Sete e meia da manhã sou acordada pelo pessoal da mudança. Tenho dormido mal, e acordar com minha mãe socando a porta do quarto para avisar que "os caras chegaram" destrói os meus nervos.

Na maior parte do tempo, sou uma pessoa doentiamente calma. O mundo acabando-se em lava à minha volta, e eu tomando sorvete. Duas coisas, porém, me tiram do sério: coisas que dão errado repetidamente e sem explicação (nesse caso preciso quebrar algo para me acalmar) e pessoas que reclamam de tudo o tempo TODO (quebrar algo também resolve, mas só se for na cabeça de quem está reclamando). Eis o caso da minha mãe. Não está sendo fácil tirar a cabeça dela da mira.


Eu estou triste. Não por conta da mudança de país, e blablabla. Não tenho identificação com Brasil, nunca tive. Não gosto de sol, praia, samba, carnaval, futebol. Cerveja, eu prefiro a de lá. Não tenho muitos amigos a deixar pra trás. Minha família, honestamente, já deu. Eu não me grudo emocionalmente a pedaços de terra. Seria feliz aqui, na Patagônia, na Cochinchina, no Zimbabwe, em Luxemburgo. O problema é interno. Entre eu e ele.

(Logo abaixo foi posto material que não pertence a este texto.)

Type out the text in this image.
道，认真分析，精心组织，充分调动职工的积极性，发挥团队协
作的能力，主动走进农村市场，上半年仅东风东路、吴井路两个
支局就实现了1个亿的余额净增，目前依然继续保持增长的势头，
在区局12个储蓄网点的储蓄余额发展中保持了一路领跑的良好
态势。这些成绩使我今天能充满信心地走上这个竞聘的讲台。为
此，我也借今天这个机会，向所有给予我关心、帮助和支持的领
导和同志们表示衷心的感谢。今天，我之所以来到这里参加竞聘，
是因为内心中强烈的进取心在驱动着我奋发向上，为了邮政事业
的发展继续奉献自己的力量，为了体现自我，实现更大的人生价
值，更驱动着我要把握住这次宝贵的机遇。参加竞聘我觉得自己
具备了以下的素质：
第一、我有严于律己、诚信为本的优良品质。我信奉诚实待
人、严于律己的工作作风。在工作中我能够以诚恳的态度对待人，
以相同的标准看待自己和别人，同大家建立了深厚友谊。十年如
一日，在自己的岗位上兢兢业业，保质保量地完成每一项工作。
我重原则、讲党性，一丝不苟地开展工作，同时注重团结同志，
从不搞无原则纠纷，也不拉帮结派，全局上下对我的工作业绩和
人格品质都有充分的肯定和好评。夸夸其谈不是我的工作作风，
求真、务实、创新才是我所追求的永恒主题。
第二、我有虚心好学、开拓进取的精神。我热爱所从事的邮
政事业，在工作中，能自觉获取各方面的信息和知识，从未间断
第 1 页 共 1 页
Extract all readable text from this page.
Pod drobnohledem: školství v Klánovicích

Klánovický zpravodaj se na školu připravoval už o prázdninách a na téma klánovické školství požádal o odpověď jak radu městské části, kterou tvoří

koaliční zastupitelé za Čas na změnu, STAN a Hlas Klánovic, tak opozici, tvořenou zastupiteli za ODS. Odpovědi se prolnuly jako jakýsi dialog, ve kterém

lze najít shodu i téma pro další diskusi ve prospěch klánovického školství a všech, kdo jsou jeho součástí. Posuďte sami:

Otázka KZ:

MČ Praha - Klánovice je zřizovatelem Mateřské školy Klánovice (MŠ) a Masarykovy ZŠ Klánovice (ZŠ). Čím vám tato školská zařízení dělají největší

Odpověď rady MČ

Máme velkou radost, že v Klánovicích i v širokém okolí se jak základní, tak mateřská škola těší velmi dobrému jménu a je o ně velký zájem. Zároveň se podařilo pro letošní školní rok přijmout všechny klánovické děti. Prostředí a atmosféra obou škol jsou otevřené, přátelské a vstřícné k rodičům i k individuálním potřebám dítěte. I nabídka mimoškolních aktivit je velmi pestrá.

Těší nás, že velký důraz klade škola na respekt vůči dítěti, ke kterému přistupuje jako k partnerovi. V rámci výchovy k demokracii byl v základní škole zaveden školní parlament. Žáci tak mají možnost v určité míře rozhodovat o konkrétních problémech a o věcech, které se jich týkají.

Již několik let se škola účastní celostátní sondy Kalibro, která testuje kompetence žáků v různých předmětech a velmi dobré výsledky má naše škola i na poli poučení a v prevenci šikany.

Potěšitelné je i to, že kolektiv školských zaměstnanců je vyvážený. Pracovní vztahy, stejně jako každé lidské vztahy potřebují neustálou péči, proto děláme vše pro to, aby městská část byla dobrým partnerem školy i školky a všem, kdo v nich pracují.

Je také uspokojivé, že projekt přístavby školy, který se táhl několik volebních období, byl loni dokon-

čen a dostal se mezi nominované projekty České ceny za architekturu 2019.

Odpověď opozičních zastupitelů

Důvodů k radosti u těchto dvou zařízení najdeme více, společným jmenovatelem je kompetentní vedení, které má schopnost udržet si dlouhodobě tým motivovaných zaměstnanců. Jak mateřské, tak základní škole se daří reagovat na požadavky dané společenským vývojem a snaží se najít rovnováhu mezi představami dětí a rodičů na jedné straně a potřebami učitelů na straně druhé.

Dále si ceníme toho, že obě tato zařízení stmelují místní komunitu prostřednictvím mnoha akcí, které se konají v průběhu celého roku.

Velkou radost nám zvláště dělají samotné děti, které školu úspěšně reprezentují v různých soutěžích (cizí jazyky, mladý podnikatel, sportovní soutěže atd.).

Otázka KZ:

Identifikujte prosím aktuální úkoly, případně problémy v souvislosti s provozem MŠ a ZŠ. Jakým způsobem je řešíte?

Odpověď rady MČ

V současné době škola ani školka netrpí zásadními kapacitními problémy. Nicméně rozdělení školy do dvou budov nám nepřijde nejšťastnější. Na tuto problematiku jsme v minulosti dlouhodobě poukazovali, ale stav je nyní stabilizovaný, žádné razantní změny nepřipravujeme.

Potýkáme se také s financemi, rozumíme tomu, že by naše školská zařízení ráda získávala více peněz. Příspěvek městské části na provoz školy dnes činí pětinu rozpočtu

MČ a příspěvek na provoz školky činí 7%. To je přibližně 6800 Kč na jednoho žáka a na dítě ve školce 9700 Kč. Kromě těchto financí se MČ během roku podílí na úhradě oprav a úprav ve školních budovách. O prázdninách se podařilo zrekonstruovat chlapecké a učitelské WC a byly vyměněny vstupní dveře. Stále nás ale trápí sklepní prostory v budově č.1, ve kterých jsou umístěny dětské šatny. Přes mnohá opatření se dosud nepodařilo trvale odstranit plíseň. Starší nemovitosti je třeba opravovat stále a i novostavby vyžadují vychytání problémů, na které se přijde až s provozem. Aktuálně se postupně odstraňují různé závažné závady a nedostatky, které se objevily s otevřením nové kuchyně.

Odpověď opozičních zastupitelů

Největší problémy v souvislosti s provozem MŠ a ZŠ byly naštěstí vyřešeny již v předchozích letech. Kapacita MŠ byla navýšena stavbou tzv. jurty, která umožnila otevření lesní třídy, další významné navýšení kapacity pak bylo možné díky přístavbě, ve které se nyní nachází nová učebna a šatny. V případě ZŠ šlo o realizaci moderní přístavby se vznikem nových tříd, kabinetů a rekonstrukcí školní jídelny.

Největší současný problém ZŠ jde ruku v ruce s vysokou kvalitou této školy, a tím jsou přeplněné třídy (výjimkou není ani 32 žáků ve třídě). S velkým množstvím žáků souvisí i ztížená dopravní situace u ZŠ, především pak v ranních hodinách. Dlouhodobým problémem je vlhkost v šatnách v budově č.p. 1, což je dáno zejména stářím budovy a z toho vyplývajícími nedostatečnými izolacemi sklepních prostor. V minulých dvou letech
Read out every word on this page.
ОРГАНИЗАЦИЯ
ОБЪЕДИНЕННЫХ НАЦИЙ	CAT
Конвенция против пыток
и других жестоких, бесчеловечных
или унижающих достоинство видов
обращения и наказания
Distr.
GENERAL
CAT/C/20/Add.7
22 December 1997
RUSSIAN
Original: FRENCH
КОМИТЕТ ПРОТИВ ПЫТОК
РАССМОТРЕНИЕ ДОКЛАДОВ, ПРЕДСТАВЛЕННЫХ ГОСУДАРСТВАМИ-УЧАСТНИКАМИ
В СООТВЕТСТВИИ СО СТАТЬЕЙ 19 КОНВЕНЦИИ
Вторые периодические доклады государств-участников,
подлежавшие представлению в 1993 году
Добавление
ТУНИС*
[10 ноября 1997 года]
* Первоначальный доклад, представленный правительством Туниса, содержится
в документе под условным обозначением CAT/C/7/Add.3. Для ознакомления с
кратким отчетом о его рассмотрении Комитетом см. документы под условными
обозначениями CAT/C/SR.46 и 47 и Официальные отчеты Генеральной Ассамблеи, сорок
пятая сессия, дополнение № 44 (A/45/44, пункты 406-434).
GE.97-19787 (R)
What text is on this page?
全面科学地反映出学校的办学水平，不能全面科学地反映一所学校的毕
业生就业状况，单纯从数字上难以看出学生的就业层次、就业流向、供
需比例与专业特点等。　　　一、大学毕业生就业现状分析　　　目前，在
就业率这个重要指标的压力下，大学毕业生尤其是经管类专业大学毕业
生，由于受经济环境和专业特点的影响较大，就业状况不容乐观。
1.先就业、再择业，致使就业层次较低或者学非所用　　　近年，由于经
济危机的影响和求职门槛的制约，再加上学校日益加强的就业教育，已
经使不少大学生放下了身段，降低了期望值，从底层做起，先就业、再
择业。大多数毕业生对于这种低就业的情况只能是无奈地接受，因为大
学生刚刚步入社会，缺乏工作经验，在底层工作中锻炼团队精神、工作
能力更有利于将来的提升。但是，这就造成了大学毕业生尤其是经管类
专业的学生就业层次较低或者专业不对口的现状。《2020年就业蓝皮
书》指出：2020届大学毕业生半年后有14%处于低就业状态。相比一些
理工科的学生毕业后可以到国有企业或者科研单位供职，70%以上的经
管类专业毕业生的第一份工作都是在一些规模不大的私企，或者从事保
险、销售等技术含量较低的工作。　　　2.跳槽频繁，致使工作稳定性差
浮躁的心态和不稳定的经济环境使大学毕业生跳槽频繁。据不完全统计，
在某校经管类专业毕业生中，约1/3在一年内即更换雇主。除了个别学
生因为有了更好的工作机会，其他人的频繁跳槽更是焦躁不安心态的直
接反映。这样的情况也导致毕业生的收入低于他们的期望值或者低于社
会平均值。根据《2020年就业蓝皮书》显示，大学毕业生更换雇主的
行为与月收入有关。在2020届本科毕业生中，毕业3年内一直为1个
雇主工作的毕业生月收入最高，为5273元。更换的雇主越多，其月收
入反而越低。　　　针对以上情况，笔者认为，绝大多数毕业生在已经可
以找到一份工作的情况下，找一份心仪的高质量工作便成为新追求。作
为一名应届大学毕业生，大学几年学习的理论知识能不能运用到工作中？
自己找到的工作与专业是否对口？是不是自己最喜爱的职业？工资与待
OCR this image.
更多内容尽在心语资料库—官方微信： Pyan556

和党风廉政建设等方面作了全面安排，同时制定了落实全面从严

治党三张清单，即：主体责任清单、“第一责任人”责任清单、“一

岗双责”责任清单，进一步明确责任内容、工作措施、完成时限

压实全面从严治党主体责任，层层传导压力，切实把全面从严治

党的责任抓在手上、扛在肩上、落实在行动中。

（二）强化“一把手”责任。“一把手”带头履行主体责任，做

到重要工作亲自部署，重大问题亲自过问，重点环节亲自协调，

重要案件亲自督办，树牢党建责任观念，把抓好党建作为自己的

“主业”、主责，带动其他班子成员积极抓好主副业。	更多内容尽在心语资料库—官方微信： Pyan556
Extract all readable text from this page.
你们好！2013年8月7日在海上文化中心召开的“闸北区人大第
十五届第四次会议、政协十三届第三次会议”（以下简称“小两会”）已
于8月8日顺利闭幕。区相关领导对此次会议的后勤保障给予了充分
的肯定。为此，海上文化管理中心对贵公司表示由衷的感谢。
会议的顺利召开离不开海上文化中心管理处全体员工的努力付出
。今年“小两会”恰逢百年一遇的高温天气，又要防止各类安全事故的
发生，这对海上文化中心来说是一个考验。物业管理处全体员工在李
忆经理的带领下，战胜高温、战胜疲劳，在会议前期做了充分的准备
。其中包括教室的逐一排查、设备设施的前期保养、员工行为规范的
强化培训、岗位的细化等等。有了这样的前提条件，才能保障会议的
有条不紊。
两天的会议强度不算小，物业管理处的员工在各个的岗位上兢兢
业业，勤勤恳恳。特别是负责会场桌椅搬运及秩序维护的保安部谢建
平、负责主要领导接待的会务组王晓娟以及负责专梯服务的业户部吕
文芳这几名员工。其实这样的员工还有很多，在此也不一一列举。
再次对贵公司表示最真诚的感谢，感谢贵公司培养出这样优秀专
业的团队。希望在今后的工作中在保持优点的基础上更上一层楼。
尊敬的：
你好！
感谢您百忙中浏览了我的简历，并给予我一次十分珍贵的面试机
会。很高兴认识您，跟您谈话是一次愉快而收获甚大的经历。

Estou chateada e com medo de estar descobrindo nele, a essa altura do campeonato, características que podem vir a torná-lo incompatível comigo. Nada grave, nenhuma falha de caráter. Aliás, pode até ser considerado virtude... para os outros. Para mim, que sou esquisita (ou nem tanto), é motivo de discórdia. Por isso acho que estou precipitando coisas, que não é hora de pegar vôo nem de levar tudo o que tenho para lá, só pra descobrir, dois meses depois, que fiz bobagem e ter que encaixotar tudo novamente (e pagar fortunas) para trazer de volta.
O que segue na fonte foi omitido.